Taiwanese Student Protests Continue over Textbooks

(SIT IN) PLUS SLEEP-IN) - Student protesters and their supporters wait outside of the Ministry of Education building to express opposition to proposed high-school curriculum changes.

Senior high-school students opposed to the allegedly “China-centric” new curriculum guidelines developed by the Ministry of Education (MOE), as well as the non-transparent way that the guidelines were established, have staged a series of rallies and protests.

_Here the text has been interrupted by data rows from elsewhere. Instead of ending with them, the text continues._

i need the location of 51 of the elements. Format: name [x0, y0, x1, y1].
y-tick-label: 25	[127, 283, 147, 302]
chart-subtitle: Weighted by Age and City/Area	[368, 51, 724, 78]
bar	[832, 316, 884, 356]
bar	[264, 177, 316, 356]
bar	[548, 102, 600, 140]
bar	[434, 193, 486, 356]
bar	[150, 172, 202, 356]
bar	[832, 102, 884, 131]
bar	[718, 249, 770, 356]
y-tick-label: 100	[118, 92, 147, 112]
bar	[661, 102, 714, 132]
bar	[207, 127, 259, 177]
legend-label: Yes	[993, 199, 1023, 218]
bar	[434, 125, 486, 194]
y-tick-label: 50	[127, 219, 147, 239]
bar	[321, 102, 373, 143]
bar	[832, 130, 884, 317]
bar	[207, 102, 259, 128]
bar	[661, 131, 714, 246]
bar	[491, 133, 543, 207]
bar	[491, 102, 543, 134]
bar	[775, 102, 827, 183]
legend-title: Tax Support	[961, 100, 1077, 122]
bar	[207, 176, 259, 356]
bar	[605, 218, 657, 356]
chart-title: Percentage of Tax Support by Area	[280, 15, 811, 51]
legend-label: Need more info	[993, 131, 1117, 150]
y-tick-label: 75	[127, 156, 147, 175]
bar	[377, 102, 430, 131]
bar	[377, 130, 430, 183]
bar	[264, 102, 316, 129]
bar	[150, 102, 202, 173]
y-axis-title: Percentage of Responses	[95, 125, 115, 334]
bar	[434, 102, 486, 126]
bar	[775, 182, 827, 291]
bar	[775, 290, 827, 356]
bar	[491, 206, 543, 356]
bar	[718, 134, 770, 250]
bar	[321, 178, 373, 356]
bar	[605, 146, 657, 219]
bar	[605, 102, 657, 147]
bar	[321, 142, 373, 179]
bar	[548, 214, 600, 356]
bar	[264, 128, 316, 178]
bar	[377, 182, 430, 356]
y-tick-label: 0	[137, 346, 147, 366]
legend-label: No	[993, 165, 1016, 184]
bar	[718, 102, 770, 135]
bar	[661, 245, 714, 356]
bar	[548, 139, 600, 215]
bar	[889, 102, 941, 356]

On July 23, a late night attempt by protestors to storm the MOE headquarters was met with resistance by city police, with 33 arrests resulting. A student group, the Northern Taiwan Anti-Curriculum Changes Alliance, has led the protests and is demanding to meet with Education Minister Wu Se-hwa to discuss the changes. Wu already met with protestors once, but the student leaders were dissatisfied with his responses and demanded further meetings. The arrests of the protestors sparked further protests, with DPP presidential candidate Tsai Ing-wen condemning the crackdown, and attributing the conflict to the MOE’s intransigency and lack of transparency. According to media reports, examples of the new curriculum’s China-centric perspective include references to Mount Everest, on the Nepal-Tibet border, as the tallest mountain in the Republic of China (ROC), instead of Jade Mountain (Yushan) in southern Taiwan, and descriptions of Taiwan’s “retrocession to,” rather than “takeover by,” the ROC at the end of World War II.